12/07/06 Tony Blair tente dimposer le nucléaire au Royaume-Uni
Tony Blair tente d’imposer le nucléaire au Royaume-Uni
Paris, France - 11/07/2006 - Le gouvernement britannique publie aujourd’hui un rapport sur la politique énergétique. Ce rapport ne montre rien de substantiel concernant le marché du développement des énergies renouvelables, Tony Blair y impose clairement le recours au nucléaire. Greenpeace dénonce l’obsession du Premier Ministre britannique qui menace la mise en place indispensable d’une véritable politique énergétique verte efficace pour la lutte contre les changements climatiques.
Le rapport publié aujourd’hui remet donc le nucléaire en selle, ignorant l’avis du public et de nombreux experts et commissions, notamment l’avis de la Commission Nationale du Développement Durable rendu le 6 mars dernier estimant par exemple que le recours au nucléaire serait totalement inefficace dans le cadre d’une politique de réduction des gaz à effet de serre (1).
« L’attitude de Tony Blair est catastrophique : à chaque fois qu’un gouvernement soutient fortement l’industrie nucléaire, les premières victimes sont les énergies renouvelables et l’efficacité énergétique, explique Shaun Burnie chargé de campagne Nucléaire à Greenpeace International. Ce rapport vise à sauver l’industrie nucléaire pas le climat ! »

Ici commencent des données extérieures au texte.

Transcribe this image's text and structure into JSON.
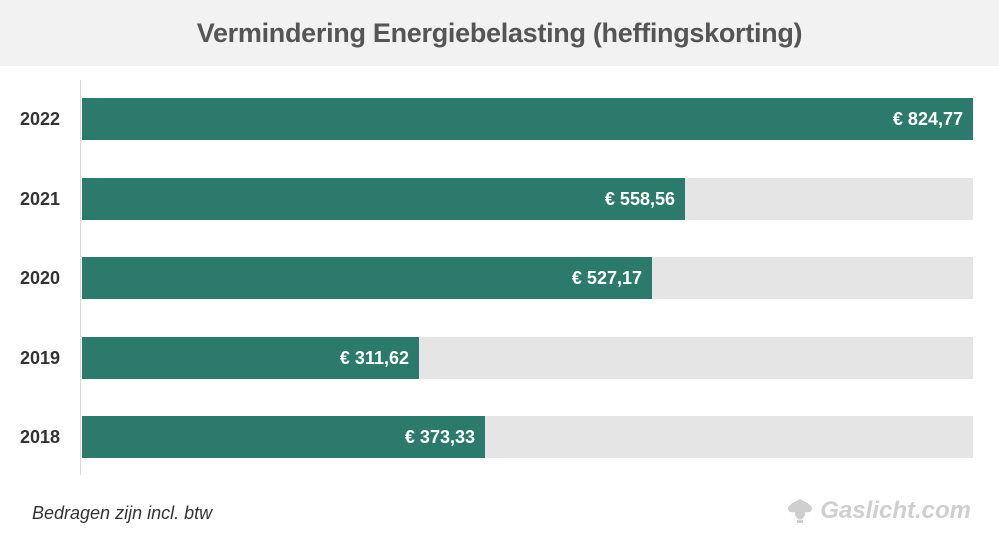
{
  "chart_data": {
    "type": "bar",
    "orientation": "horizontal",
    "title": "Vermindering Energiebelasting (heffingskorting)",
    "categories": [
      "2022",
      "2021",
      "2020",
      "2019",
      "2018"
    ],
    "values": [
      824.77,
      558.56,
      527.17,
      311.62,
      373.33
    ],
    "value_labels": [
      "€ 824,77",
      "€ 558,56",
      "€ 527,17",
      "€ 311,62",
      "€ 373,33"
    ],
    "xlim": [
      0,
      824.77
    ],
    "grid": false,
    "legend": "none"
  },
  "footnote": "Bedragen zijn incl. btw",
  "brand": {
    "name": "Gaslicht.com",
    "icon": "gaslicht-logo-icon"
  },
  "colors": {
    "bar": "#2b7a6b",
    "track": "#e5e5e5",
    "title_bg": "#f2f2f2",
    "brand": "#cfcfcf"
  }
}
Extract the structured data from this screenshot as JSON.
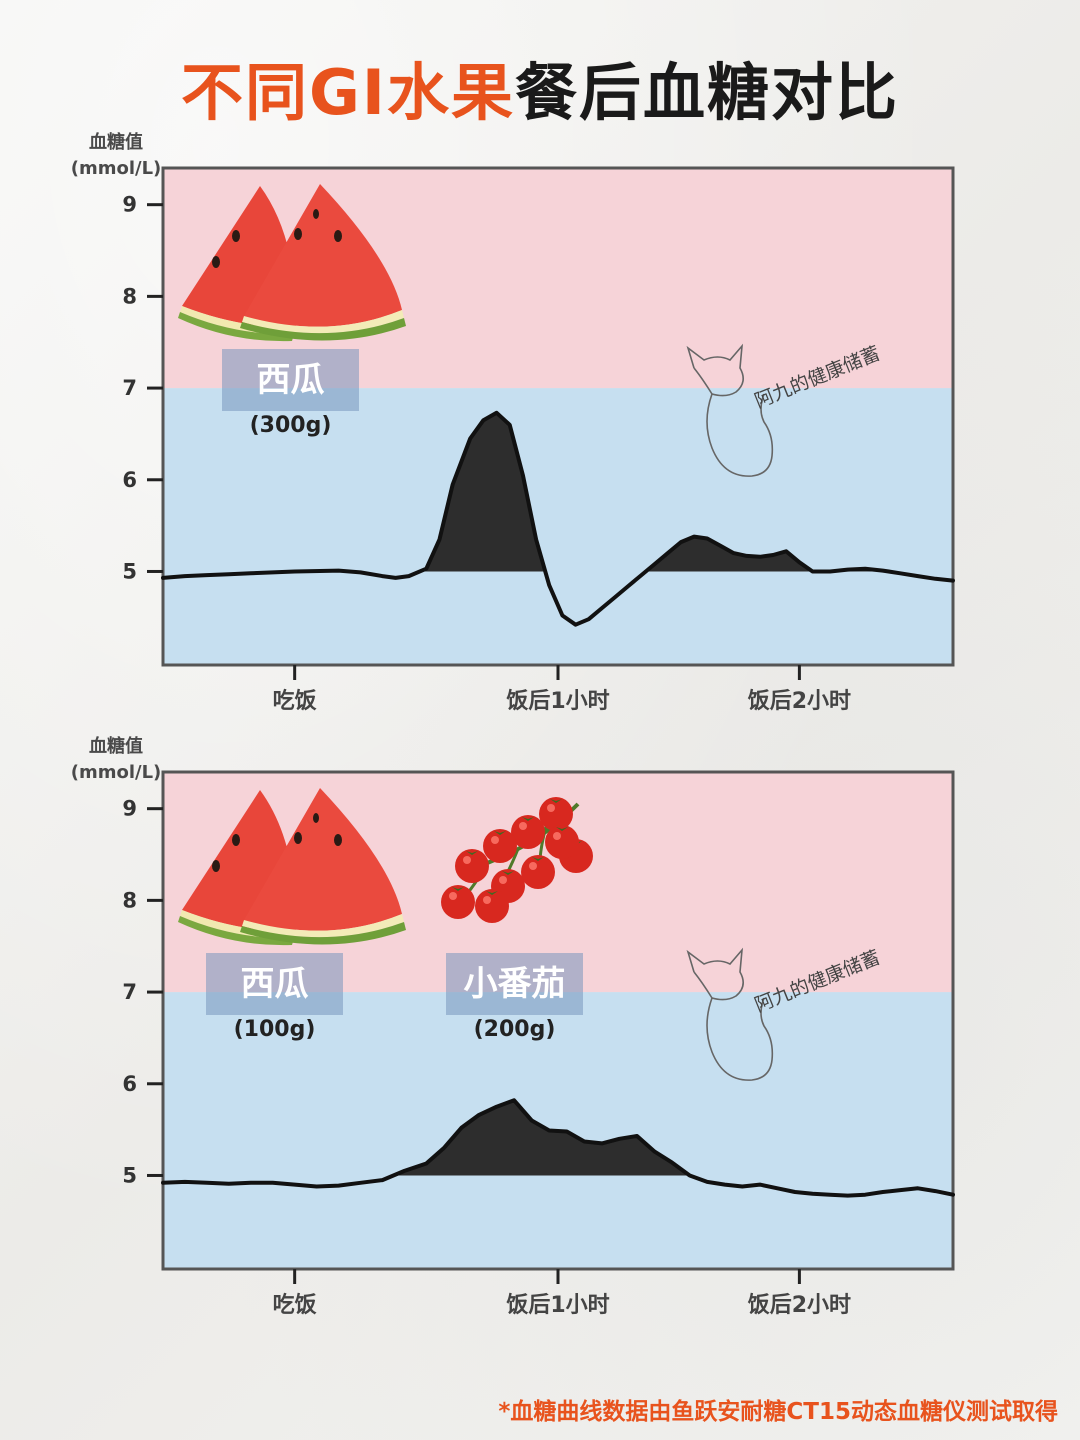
{
  "title": {
    "highlight": "不同GI水果",
    "rest": "餐后血糖对比"
  },
  "footnote": "*血糖曲线数据由鱼跃安耐糖CT15动态血糖仪测试取得",
  "watermark": "阿九的健康储蓄",
  "colors": {
    "accent": "#e8531d",
    "high_zone": "#f6d3d8",
    "normal_zone": "#c6dff0",
    "curve": "#111111",
    "excess_fill": "#2d2d2d",
    "tag_bg": "#7896be"
  },
  "charts": [
    {
      "ylabel_line1": "血糖值",
      "ylabel_line2": "(mmol/L)",
      "foods": [
        {
          "label": "西瓜",
          "amount": "(300g)",
          "icon": "watermelon-icon"
        }
      ]
    },
    {
      "ylabel_line1": "血糖值",
      "ylabel_line2": "(mmol/L)",
      "foods": [
        {
          "label": "西瓜",
          "amount": "(100g)",
          "icon": "watermelon-icon"
        },
        {
          "label": "小番茄",
          "amount": "(200g)",
          "icon": "cherry-tomatoes-icon"
        }
      ]
    }
  ],
  "chart_data": [
    {
      "type": "line",
      "ylabel": "血糖值 (mmol/L)",
      "yticks": [
        5,
        6,
        7,
        8,
        9
      ],
      "ylim": [
        3.98,
        9.4
      ],
      "xlim": [
        0,
        180
      ],
      "xticks": [
        {
          "x": 30,
          "label": "吃饭"
        },
        {
          "x": 90,
          "label": "饭后1小时"
        },
        {
          "x": 145,
          "label": "饭后2小时"
        }
      ],
      "zones": [
        {
          "from": 3.98,
          "to": 7,
          "name": "normal"
        },
        {
          "from": 7,
          "to": 9.4,
          "name": "high"
        }
      ],
      "baseline": 5,
      "x": [
        0,
        5,
        10,
        15,
        20,
        30,
        40,
        45,
        50,
        53,
        56,
        60,
        63,
        66,
        70,
        73,
        76,
        79,
        82,
        85,
        88,
        91,
        94,
        97,
        100,
        103,
        106,
        109,
        112,
        115,
        118,
        121,
        124,
        127,
        130,
        133,
        136,
        139,
        142,
        145,
        148,
        152,
        156,
        160,
        164,
        168,
        172,
        176,
        180
      ],
      "y": [
        4.93,
        4.95,
        4.96,
        4.97,
        4.98,
        5.0,
        5.01,
        4.99,
        4.95,
        4.93,
        4.95,
        5.03,
        5.35,
        5.95,
        6.45,
        6.65,
        6.73,
        6.6,
        6.05,
        5.35,
        4.85,
        4.52,
        4.42,
        4.48,
        4.6,
        4.72,
        4.84,
        4.96,
        5.08,
        5.2,
        5.32,
        5.38,
        5.36,
        5.28,
        5.2,
        5.17,
        5.16,
        5.18,
        5.22,
        5.1,
        5.0,
        5.0,
        5.02,
        5.03,
        5.01,
        4.98,
        4.95,
        4.92,
        4.9
      ]
    },
    {
      "type": "line",
      "ylabel": "血糖值 (mmol/L)",
      "yticks": [
        5,
        6,
        7,
        8,
        9
      ],
      "ylim": [
        3.98,
        9.4
      ],
      "xlim": [
        0,
        180
      ],
      "xticks": [
        {
          "x": 30,
          "label": "吃饭"
        },
        {
          "x": 90,
          "label": "饭后1小时"
        },
        {
          "x": 145,
          "label": "饭后2小时"
        }
      ],
      "zones": [
        {
          "from": 3.98,
          "to": 7,
          "name": "normal"
        },
        {
          "from": 7,
          "to": 9.4,
          "name": "high"
        }
      ],
      "baseline": 5,
      "x": [
        0,
        5,
        10,
        15,
        20,
        25,
        30,
        35,
        40,
        45,
        50,
        55,
        60,
        64,
        68,
        72,
        76,
        80,
        84,
        88,
        92,
        96,
        100,
        104,
        108,
        112,
        116,
        120,
        124,
        128,
        132,
        136,
        140,
        144,
        148,
        152,
        156,
        160,
        164,
        168,
        172,
        176,
        180
      ],
      "y": [
        4.92,
        4.93,
        4.92,
        4.91,
        4.92,
        4.92,
        4.9,
        4.88,
        4.89,
        4.92,
        4.95,
        5.05,
        5.13,
        5.3,
        5.52,
        5.66,
        5.75,
        5.82,
        5.6,
        5.49,
        5.48,
        5.37,
        5.35,
        5.4,
        5.43,
        5.26,
        5.14,
        5.0,
        4.93,
        4.9,
        4.88,
        4.9,
        4.86,
        4.82,
        4.8,
        4.79,
        4.78,
        4.79,
        4.82,
        4.84,
        4.86,
        4.83,
        4.79
      ]
    }
  ]
}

En 2003, le Royaume-Uni s’était déjà muni d’un livre blanc sur l’énergie, qui définissait les grandes lignes d’une politique énergétique et mettait clairement le nucléaire sur la touche, jugé trop cher, dangereux et n’ayant pas résolu le grave problème des déchets nucléaires. Ne convenant ni à Tony Blair ni à l’industrie nucléaire, un nouveau processus a donc été relancé et a abouti en 6 mois à une révision de la politique énergétique.

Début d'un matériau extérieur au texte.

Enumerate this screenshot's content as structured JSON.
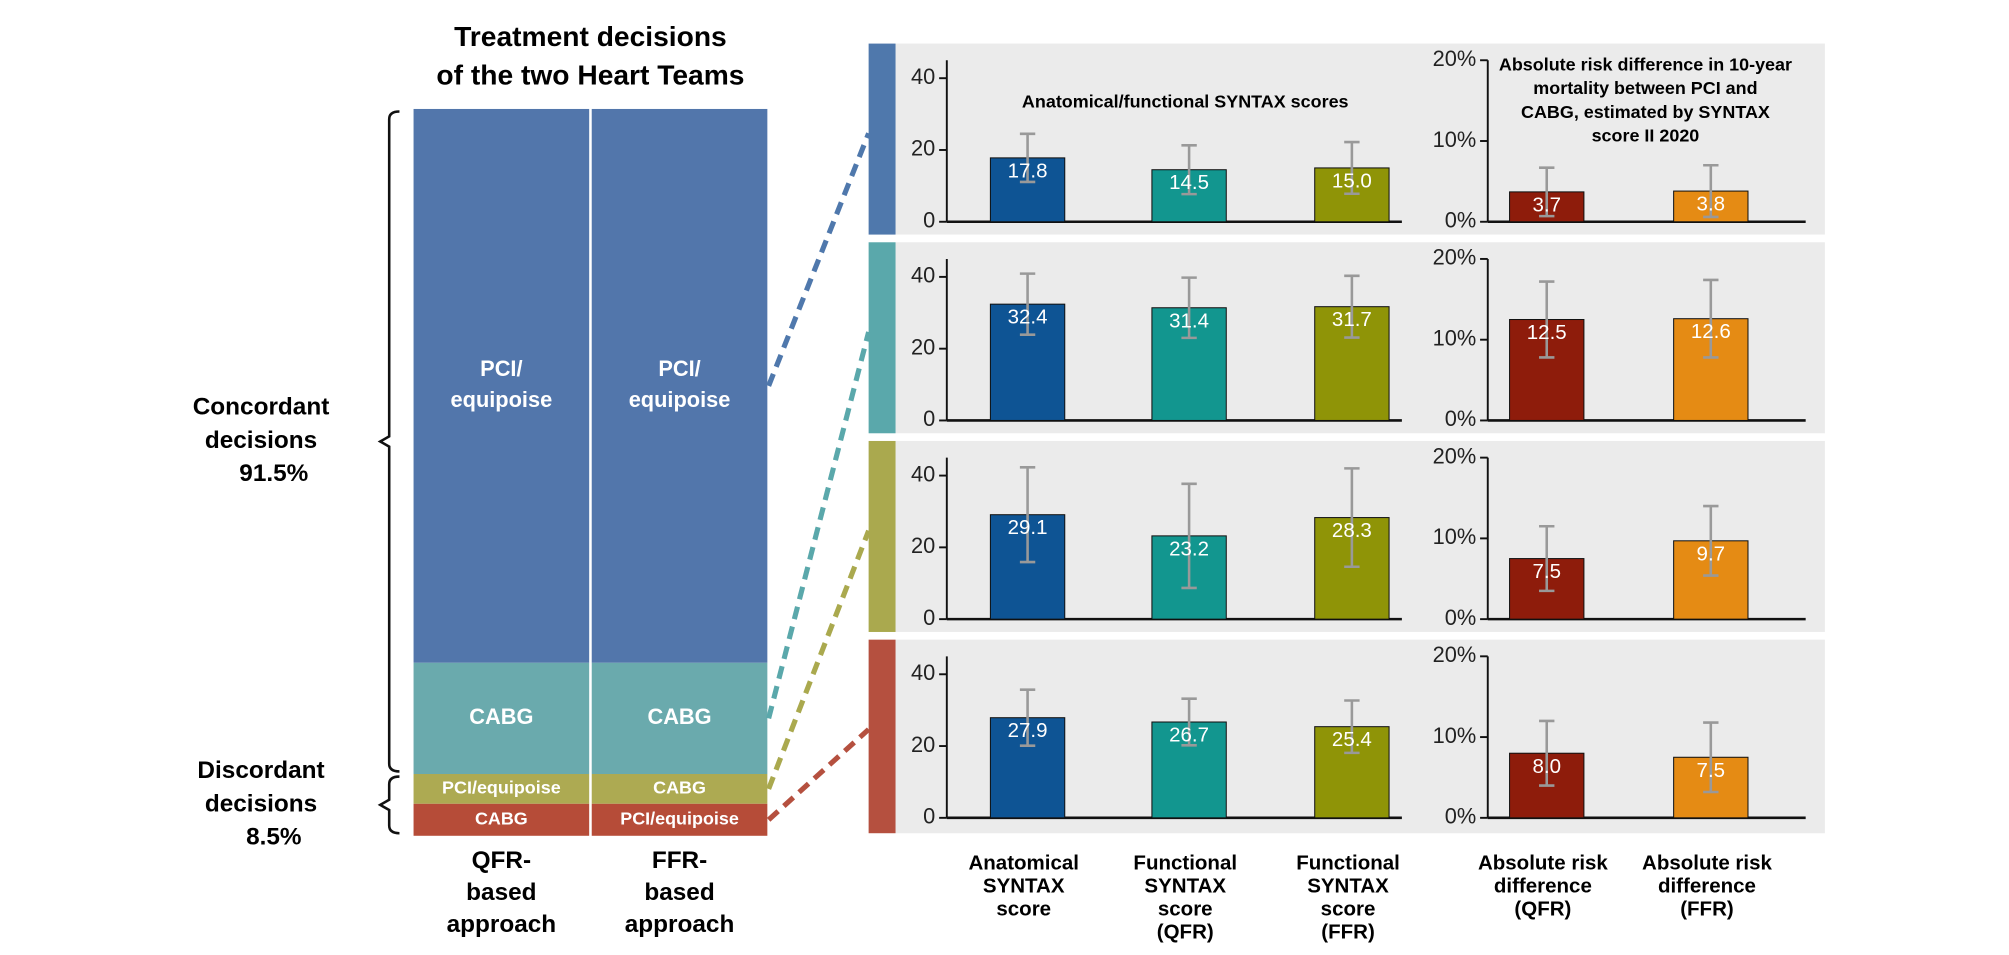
{
  "chart_data": [
    {
      "type": "stacked_column",
      "title": [
        "Treatment decisions",
        "of the two Heart Teams"
      ],
      "columns": [
        {
          "label": [
            "QFR-",
            "based",
            "approach"
          ],
          "segments": [
            {
              "label": [
                "PCI/",
                "equipoise"
              ],
              "value": 76.2,
              "color": "#5276ab"
            },
            {
              "label": [
                "CABG"
              ],
              "value": 15.3,
              "color": "#6aaaad"
            },
            {
              "label": [
                "PCI/equipoise"
              ],
              "value": 4.1,
              "color": "#adaa52"
            },
            {
              "label": [
                "CABG"
              ],
              "value": 4.4,
              "color": "#b64c38"
            }
          ]
        },
        {
          "label": [
            "FFR-",
            "based",
            "approach"
          ],
          "segments": [
            {
              "label": [
                "PCI/",
                "equipoise"
              ],
              "value": 76.2,
              "color": "#5276ab"
            },
            {
              "label": [
                "CABG"
              ],
              "value": 15.3,
              "color": "#6aaaad"
            },
            {
              "label": [
                "CABG"
              ],
              "value": 4.1,
              "color": "#adaa52"
            },
            {
              "label": [
                "PCI/equipoise"
              ],
              "value": 4.4,
              "color": "#b64c38"
            }
          ]
        }
      ],
      "groups": [
        {
          "label": [
            "Concordant",
            "decisions"
          ],
          "value": 91.5,
          "value_label": "91.5%"
        },
        {
          "label": [
            "Discordant",
            "decisions"
          ],
          "value": 8.5,
          "value_label": "8.5%"
        }
      ]
    },
    {
      "type": "bar",
      "row_colors": [
        "#4f78ac",
        "#5aa8ab",
        "#aaa94e",
        "#b5503f"
      ],
      "panels": [
        {
          "title": [
            "Anatomical/functional SYNTAX scores"
          ],
          "categories": [
            [
              "Anatomical",
              "SYNTAX",
              "score"
            ],
            [
              "Functional",
              "SYNTAX",
              "score",
              "(QFR)"
            ],
            [
              "Functional",
              "SYNTAX",
              "score",
              "(FFR)"
            ]
          ],
          "colors": [
            "#0e5494",
            "#12968f",
            "#8f9407"
          ],
          "ylim": [
            0,
            45
          ],
          "yticks": [
            0,
            20,
            40
          ],
          "rows": [
            {
              "values": [
                17.8,
                14.5,
                15.0
              ],
              "value_labels": [
                "17.8",
                "14.5",
                "15.0"
              ],
              "errors": [
                6.7,
                6.8,
                7.2
              ]
            },
            {
              "values": [
                32.4,
                31.4,
                31.7
              ],
              "value_labels": [
                "32.4",
                "31.4",
                "31.7"
              ],
              "errors": [
                8.5,
                8.4,
                8.6
              ]
            },
            {
              "values": [
                29.1,
                23.2,
                28.3
              ],
              "value_labels": [
                "29.1",
                "23.2",
                "28.3"
              ],
              "errors": [
                13.2,
                14.5,
                13.7
              ]
            },
            {
              "values": [
                27.9,
                26.7,
                25.4
              ],
              "value_labels": [
                "27.9",
                "26.7",
                "25.4"
              ],
              "errors": [
                7.8,
                6.5,
                7.3
              ]
            }
          ]
        },
        {
          "title": [
            "Absolute risk difference in 10-year",
            "mortality between PCI and",
            "CABG, estimated by SYNTAX",
            "score II 2020"
          ],
          "categories": [
            [
              "Absolute risk",
              "difference",
              "(QFR)"
            ],
            [
              "Absolute risk",
              "difference",
              "(FFR)"
            ]
          ],
          "colors": [
            "#8e1c0b",
            "#e58b14"
          ],
          "ylim": [
            0,
            20
          ],
          "yticks": [
            {
              "value": 0,
              "label": "0%"
            },
            {
              "value": 10,
              "label": "10%"
            },
            {
              "value": 20,
              "label": "20%"
            }
          ],
          "rows": [
            {
              "values": [
                3.7,
                3.8
              ],
              "value_labels": [
                "3.7",
                "3.8"
              ],
              "errors": [
                3.0,
                3.2
              ]
            },
            {
              "values": [
                12.5,
                12.6
              ],
              "value_labels": [
                "12.5",
                "12.6"
              ],
              "errors": [
                4.7,
                4.8
              ]
            },
            {
              "values": [
                7.5,
                9.7
              ],
              "value_labels": [
                "7.5",
                "9.7"
              ],
              "errors": [
                4.0,
                4.3
              ]
            },
            {
              "values": [
                8.0,
                7.5
              ],
              "value_labels": [
                "8.0",
                "7.5"
              ],
              "errors": [
                4.0,
                4.3
              ]
            }
          ]
        }
      ]
    }
  ]
}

L’industrie nucléaire française, présente au Royaume-Uni à travers EDF, n’est pas innocente dans le retour de l’option nucléaire outre-manche. EDF mais aussi Areva ont ainsi donné leur contribution lors du processus de consultation, les deux entreprises proposant d’y construire des centrales nucléaires.
« Aux abois, l’industrie nucléaire française se place déjà outre-manche en espérant ronger un nouvel os, déclare Frédéric Marillier, chargé de campagne Energie au bureau français. Ce rapport va être glorifié par Areva et EDF car il apporte un peu de ciel bleu dans un paysage du marché nucléaire très gris ».

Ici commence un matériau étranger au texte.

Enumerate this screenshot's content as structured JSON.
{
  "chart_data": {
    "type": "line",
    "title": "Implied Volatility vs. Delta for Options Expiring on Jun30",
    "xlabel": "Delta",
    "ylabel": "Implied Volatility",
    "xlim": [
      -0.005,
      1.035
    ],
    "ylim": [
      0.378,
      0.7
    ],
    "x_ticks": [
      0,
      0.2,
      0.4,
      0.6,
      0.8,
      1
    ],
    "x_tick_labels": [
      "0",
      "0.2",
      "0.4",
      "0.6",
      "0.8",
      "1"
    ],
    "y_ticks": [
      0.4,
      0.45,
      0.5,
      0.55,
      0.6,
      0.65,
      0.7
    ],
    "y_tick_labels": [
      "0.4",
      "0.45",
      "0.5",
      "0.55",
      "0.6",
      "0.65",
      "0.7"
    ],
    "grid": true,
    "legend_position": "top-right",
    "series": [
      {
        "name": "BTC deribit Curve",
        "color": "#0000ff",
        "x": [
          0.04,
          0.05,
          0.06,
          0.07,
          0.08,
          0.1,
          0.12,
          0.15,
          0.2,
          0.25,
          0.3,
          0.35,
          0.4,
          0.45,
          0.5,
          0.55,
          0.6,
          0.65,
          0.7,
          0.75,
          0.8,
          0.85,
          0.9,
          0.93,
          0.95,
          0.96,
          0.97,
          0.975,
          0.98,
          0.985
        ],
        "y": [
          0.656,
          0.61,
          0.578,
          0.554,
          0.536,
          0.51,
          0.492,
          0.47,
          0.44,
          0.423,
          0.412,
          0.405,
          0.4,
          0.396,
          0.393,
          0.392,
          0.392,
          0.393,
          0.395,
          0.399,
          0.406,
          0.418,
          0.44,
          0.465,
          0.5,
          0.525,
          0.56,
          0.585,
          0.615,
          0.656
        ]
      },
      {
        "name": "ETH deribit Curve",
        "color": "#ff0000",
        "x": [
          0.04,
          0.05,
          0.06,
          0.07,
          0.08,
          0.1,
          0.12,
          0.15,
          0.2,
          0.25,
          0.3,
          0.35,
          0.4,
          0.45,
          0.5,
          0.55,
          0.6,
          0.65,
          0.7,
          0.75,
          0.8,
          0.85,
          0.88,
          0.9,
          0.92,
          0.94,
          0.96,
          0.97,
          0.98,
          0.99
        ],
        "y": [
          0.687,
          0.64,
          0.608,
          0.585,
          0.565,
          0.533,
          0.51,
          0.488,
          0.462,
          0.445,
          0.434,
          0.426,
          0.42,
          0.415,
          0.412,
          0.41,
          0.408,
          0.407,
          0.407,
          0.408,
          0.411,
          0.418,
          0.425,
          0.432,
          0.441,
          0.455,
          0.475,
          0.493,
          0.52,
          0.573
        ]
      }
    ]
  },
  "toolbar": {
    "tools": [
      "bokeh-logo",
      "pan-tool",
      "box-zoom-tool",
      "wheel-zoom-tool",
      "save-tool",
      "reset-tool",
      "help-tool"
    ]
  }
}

Au niveau européen, excepté la construction difficile du réacteur EPR en Finlande (construction qui a pris 1 an de retard) et du projet EPR en France à Flamanville, le nucléaire est en déclin, la plupart des pays tournant le dos à cette technologie. Dernier pays en date, l’Espagne, où le premier Ministre José Louis Zapatero a confirmé fin mai lors de son discours de politique générale, l’engagement de son gouvernement dans la sortie du nucléaire.
Note :
1. Dans son avis, intitulé « Le nucléaire est-il la réponse ? », la Commission Nationale du Développement Durable a estimé « qu’il n’y avait pas de justification au lancement d’un nouveau programme nucléaire et qu’une telle proposition serait incompatible avec une stratégie de développement durable ». Elle précise par ailleurs que même si le parc actuel était doublé cela aurait pour effet de réduire seulement de 8% les émissions de CO2 (base 1990) en 2035, et presque rien d’ici 2020.